Text and photos from National Audubon Society IBA Database Site Profile
East Mojave Peaks Site Description
The extreme eastern Mojave Desert features three large mountain ranges whose unique natural habitats warrant their recognition as an IBA: the Kingston, Clark and New York ranges. Visible from I-15 just inside the border of Nevada, each supports large tracts of Joshua Tree woodland on lower slopes, grading into Pinyon-Juniper woodland and a floristically diverse desert chaparral, and finally into tiny groves of White Fir above 7000′ on their peaks. Unique in California, these sky islands of forest separated by vast deserts are miniature versions of their larger counterparts in southern Nevada (e.g. Spring Mtns.) and Arizona, with which they share several species. The habitat within the Kingstons is entirely protected as a BLM wilderness area, and the New Yorks are located within the Mojave National Preserve. About of Clark Mountain is protected by the Mojave National Preserve, with the exception of the southeast corner just north of Mountain Pass, which was left outside the preserve boundary for a mining operation. These mountains have been the subject of long-term studies in biogeography since the early 1900s, and continue to captivate ornithologists (see Cardiff and Remsen 1981).

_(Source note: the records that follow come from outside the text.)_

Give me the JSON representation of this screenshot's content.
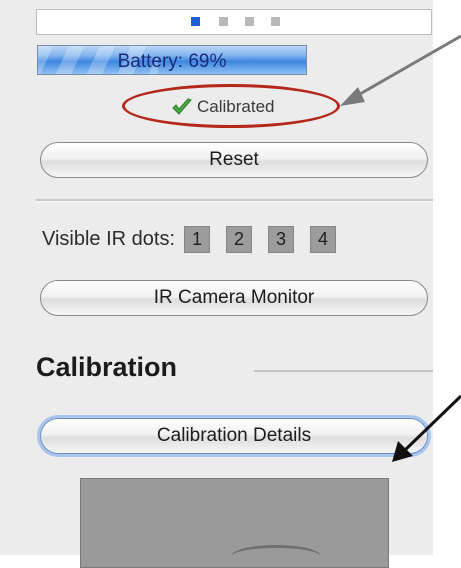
{
  "wiimote": {
    "leds": [
      true,
      false,
      false,
      false
    ],
    "battery": {
      "label": "Battery: 69%",
      "level": 0.69
    },
    "status": {
      "icon": "checkmark-icon",
      "label": "Calibrated"
    },
    "reset_label": "Reset",
    "ir": {
      "label": "Visible IR dots:",
      "dots": [
        "1",
        "2",
        "3",
        "4"
      ]
    },
    "ir_monitor_label": "IR Camera Monitor"
  },
  "calibration": {
    "title": "Calibration",
    "details_label": "Calibration Details"
  },
  "annotations": {
    "highlight_color": "#b5271b",
    "arrow_colors": [
      "#7a7a7a",
      "#111111"
    ]
  }
}
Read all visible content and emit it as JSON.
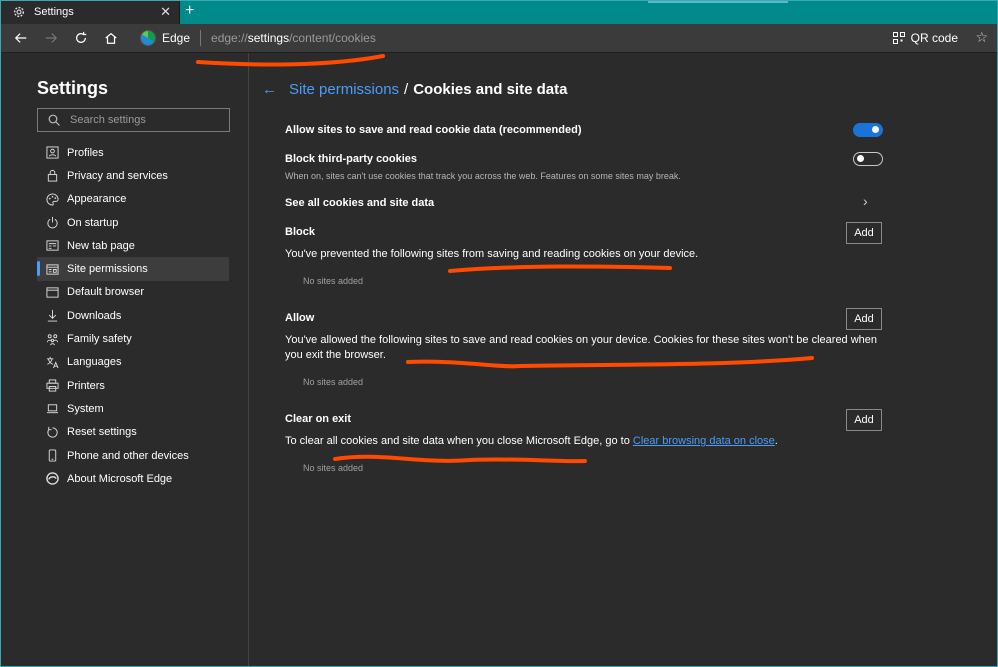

Owing to its remoteness, much of the habitat within this IBA is secure. However, massive new mining operations at Clark Mountain should be closely watched.
The relatively lush Joshua Tree woodland on the lower slopes of these peaks support strong populations of desert birds, notably Bendire’s Thrasher, Juniper Titmouse, Scott’s Oriole, and, in the New Yorks, Gilded Flicker. Broad-tailed Hummingbird, Plumbeous Vireo and Virginia’s Warbler are common in pinyon-rich chaparral on Clark Mountain, and wherever this habitat occurs on steep-sloped canyons, Gray Vireo breed in what is likely their largest population away from eastern San Diego County. The most unusual bird communities, however, are restricted to the tops of these peaks, occurring most consistently in the fir grove on Clark Mountain. Hepatic Tanager and Whip-poor-will (arizonae race) virtually unknown elsewhere in California, are regular nesters on Clark (and at least the former in the New Yorks as well), and joined by occasional strays from Arizona, including Painted Redstart, Red-faced Warbler, and Grace’s Warbler.